The Red Squirrel is found in both coniferous forest and temperate broadleaf woodlands. The squirrel makes a drey (nest) out of twigs in a branch-fork, forming a domed structure about 25 to 30cm in diameter. This is lined with moss, leaves, grass and bark. Tree hollows and woodpecker holes are also used. The Red Squirrel is a solitary animal and is shy and reluctant to share food with others. However, outside the breeding season and particularly in winter, several Red Squirrels may share a drey to keep warm. Although males are not necessarily dominant to females, the dominant animals tend to be larger and older than subordinate animals, and dominant males tend to have larger home ranges than subordinate males or females.
The Red Squirrel mainly eats the seeds of trees, neatly stripping conifer cones to get at the seeds within. Fungi, birds’ eggs, berries and young shoots are also eaten. Often the bark of trees is removed to allow access to sap. Excess food is put into caches, either buried or in nooks or holes in trees, and eaten when food is scarce.
The active period for the Red Squirrel is in the morning and in the late afternoon and evening. It often rests in its nest in the middle of the day, avoiding the heat and the high visibility to birds of prey that are dangers during these hours. During the winter, this mid-day rest is often much briefer, or absent entirely, although harsh weather may cause the animal to stay in its nest for days at a time.
The Red Squirrel is protected in most of Europe, but in some areas it is abundant and is hunted for its fur. Although not thought to be under any threat worldwide, the numbers of Red Squirrel has drastically reduced. This population decrease is often ascribed to the introduction of the Eastern Grey Squirrel from America. The Eastern Grey Squirrel population appears to be able to out-compete the Red Squirrel for various reasons:
• The Eastern Grey Squirrel can easily digest acorns, while the Red Squirrel cannot.
• The Eastern Grey Squirrel carries a disease, the squirrel parapoxvirus that does not appear to affect their health, but will often kill the Red Squirrel. It was revealed in 2008 that the numbers of Red Squirrels have recently declined by 80% as a result of this disease.

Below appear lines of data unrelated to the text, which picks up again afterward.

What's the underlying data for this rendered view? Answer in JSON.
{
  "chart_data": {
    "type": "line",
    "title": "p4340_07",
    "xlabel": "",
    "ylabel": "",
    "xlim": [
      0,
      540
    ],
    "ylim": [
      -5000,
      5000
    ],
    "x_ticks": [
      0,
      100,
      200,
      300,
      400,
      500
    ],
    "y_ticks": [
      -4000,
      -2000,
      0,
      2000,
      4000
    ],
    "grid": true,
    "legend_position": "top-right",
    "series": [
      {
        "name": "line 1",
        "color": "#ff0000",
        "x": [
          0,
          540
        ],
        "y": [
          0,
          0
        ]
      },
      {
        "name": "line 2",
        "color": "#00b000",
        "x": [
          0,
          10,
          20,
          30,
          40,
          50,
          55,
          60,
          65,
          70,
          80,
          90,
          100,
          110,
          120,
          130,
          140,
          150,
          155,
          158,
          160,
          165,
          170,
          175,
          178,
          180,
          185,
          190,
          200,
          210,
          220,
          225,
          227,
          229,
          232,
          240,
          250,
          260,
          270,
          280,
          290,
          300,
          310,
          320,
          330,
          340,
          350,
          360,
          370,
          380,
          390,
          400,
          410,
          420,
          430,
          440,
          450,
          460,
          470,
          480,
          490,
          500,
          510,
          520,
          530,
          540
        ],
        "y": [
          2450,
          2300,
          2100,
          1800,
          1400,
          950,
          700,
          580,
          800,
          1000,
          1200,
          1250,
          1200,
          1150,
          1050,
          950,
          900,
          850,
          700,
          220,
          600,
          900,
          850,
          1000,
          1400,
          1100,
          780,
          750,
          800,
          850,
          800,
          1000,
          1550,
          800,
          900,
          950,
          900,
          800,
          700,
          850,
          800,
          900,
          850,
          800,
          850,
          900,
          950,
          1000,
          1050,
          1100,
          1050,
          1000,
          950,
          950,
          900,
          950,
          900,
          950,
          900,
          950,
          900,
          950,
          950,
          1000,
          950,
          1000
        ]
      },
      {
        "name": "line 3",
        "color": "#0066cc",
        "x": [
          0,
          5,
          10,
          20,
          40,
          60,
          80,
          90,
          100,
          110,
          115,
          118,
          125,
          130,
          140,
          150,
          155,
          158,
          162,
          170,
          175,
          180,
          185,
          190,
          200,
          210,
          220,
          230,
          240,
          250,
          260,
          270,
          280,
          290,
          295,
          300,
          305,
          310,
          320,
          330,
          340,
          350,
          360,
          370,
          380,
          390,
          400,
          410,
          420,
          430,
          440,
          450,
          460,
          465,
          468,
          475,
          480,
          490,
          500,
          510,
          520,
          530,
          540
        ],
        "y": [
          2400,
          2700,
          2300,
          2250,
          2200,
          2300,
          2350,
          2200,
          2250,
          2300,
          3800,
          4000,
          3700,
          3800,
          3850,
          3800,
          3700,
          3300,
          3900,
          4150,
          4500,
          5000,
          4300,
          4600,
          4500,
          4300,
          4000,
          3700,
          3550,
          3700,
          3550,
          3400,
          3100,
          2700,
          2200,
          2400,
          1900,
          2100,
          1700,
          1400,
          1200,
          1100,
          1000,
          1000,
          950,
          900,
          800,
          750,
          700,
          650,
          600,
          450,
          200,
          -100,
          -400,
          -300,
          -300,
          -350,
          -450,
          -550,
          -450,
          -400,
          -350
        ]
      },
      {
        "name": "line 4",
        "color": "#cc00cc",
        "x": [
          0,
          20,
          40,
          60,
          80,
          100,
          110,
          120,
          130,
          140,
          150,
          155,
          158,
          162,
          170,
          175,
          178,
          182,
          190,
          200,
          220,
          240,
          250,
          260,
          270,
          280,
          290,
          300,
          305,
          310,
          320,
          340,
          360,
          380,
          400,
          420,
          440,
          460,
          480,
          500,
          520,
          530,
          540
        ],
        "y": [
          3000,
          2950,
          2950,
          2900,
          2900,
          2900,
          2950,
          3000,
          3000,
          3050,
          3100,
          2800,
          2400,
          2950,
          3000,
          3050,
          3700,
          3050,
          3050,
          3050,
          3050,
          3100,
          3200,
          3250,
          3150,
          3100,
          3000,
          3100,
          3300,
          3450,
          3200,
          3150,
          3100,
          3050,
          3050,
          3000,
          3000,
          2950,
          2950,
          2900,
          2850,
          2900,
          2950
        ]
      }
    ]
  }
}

• When the Red Squirrel is put under pressure, it will not breed as often.
It is worth noting that the eastern grey squirrel and the Red Squirrel are not directly antagonistic towards each other, and direct violent conflict between these species is not a factor in the decline in Red Squirrel populations.
The Red Squirrel used to be widely hunted for its pelt. In Finland squirrel pelts were used as currency in ancient times, before the introduction of coinage. The expression “squirrel pelt” is still widely understood in Finland to be a reference to money.